Microrobots, nerve cells
The researchers found that these microrobots were productive grounds for rat nerve cells. Once the cells began to grow, their message-sending axons and message-receiving dendrites deftly followed the lined grooves of the robots. Next, the team grew another neural network on the surface of the microrobot. After all the networks had grown and were in place the researchers used a steadier magnetic field to the robot to drive it into place between the other two neural networks.

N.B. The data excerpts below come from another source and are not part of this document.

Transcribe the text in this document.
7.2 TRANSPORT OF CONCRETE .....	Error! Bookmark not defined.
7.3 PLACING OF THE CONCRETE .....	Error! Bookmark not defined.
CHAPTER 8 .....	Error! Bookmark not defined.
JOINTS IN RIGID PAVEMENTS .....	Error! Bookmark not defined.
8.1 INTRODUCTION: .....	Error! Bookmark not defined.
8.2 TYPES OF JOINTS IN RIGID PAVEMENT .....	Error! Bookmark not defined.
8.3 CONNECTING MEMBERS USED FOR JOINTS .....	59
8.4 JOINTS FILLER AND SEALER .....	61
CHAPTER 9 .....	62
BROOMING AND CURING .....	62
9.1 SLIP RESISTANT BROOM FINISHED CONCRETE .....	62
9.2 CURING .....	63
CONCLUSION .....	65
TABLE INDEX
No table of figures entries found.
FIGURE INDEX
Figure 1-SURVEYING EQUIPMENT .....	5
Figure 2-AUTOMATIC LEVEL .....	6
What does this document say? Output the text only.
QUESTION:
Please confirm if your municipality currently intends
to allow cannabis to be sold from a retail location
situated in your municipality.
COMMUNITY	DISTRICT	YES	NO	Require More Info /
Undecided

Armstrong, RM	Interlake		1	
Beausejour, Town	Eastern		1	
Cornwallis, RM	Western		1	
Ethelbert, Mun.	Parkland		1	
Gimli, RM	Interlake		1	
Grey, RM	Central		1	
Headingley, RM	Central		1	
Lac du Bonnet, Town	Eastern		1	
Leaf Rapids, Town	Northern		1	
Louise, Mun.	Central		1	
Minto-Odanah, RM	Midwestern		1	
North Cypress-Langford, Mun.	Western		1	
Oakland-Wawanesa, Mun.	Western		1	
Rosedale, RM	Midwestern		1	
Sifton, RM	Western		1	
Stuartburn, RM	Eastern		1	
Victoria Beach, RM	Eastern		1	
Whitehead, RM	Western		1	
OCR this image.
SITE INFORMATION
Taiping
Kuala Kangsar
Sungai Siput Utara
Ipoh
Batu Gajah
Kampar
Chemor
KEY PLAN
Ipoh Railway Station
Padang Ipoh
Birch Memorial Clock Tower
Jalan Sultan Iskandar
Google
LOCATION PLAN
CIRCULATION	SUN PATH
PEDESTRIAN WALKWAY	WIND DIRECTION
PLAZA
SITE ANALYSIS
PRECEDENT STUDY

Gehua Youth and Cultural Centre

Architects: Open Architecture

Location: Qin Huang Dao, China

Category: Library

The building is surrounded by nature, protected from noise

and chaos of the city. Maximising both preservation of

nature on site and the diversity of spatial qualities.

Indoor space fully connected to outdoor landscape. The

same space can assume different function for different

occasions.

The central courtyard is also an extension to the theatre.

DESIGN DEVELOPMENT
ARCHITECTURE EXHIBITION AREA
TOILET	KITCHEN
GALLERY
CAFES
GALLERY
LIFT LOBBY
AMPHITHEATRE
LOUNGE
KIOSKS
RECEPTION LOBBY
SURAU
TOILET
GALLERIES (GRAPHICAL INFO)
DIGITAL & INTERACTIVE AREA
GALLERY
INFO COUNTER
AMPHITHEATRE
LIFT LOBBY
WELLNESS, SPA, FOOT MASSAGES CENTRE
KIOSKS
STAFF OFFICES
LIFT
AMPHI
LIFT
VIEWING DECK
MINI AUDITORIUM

They found that the nerve cells on the microrobot grew out toward the clusters and the cells in the clusters grew onto the bot. Over a short period of time, a bridge was formed between the two original neural networks. Furthermore, electrodes revealed that these new connections enabled neural signals to flow from one bunch of nerve cells to another.

How can these neural bridges be useful for humans?

The team has said that with the help of these neural bridges, they can design improved replicas of intricate nerve cell networks in the brain. More importantly, this could result in repairing nerves in injured patients.
Microrobots, brain
“The proposed microrobot and its application could act as a fundamental in-vitro system capable of the targeted neuronal cell delivery and the formation of an active neural network and, thus, facilitate the study of neural networks and neural connectivity to gain a better understanding of brain function, especially for in-vitro study,” the team concluded in their research paper. 
If this approach does prove to be successful, then identical systems can also be used to find new ways of studying nerve cell growth. It could lead to revolutionary therapies for people with nerve injuries. We will now have to wait and watch if scientists can indeed use the proposed microrobot and apply it for desired results in the future.